Property resales in the September quarter last year have accounted for an impressive $14 billion in profits, new data is showing, with Sydney and Melbourne unsurprisingly doing most of the heavy lifting.
During the September 2018 quarter, the sheer majority of Australian property resold for a profit at 88.9 per cent, accounting for $14.06 billion in profit, according to the latest edition of the CoreLogic Pain & Gain report.
Of this profit, Sydney and Melbourne resale profits contributed the most, accounting for 31 per cent and 24.7 per cent, respectively.
According to Cameron Kusher, head of research at CoreLogic, this is due to the higher costs associated with property in these capital cities, as well as strong growth prior to the recent downturn.
The profitability of Sydney and Melbourne is even having a bleed-through effect to nearby regional areas, which Mr Kusher said some are recording fewer resales at a loss than capital cities.
Following these two capital cities, Brisbane contributed 8.4 per cent, Perth contributed 5.9 per cent, Adelaide contributed 3.2 per cent, Hobart and Canberra both contributed 0.9 of a percentage point each and Darwin contributed 0.2 of a percentage point.

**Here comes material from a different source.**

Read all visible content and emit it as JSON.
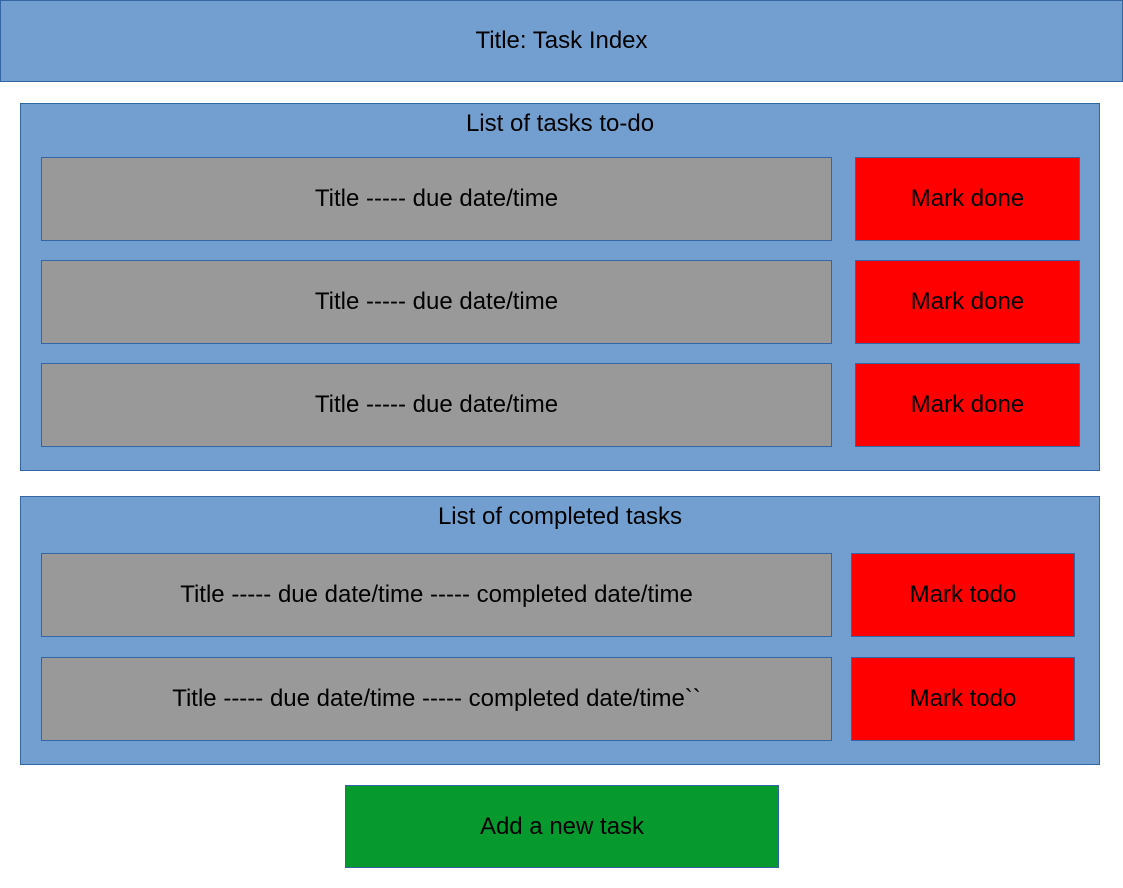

Looking broadly at the data, capital city markets are recording higher resales at a profit when compared to regional markets, but Mr Kusher pointed out that the number of resales at a loss were on the rise in capital cities compared to regional areas.
Meanwhile, 11.1 per cent of resales resulted in a loss nationally, resulting in $488.1 million.
Six regional areas in particular saw resale losses at least 40 per cent over the quarter, which included the southern outback of WA at 42.2 per cent, Darwin at 44.8 per cent, the Mackay-Isaac-Whitsunday region in Queensland at 45.9 per cent, Townsville at 47.3 per cent, Central Queensland at 49.4 per cent, and the northern outback of WA at 68.1 per cent.
“It’s important to note though, that although in many of these regions the share of losses is now lower than at the peak, when you consider the material decline in values across these regions, these instances of loss remain elevated,” Mr Kusher said.
“We expect the proportion of loss-making resales to climb further over the coming quarters as housing market conditions continue to slow.”
Investors were also found to be reselling property at a loss more so than owner-occupiers, at 13.8 per cent to 10.1 per cent.
Hobart was the only capital city where investors saw less losses than owner-occupiers, with 100 per cent of all investors selling at a profit.
Houses are reselling at profit more successfully than units, with 90.8 per cent resales being profitable, as opposed to 83.6 per cent.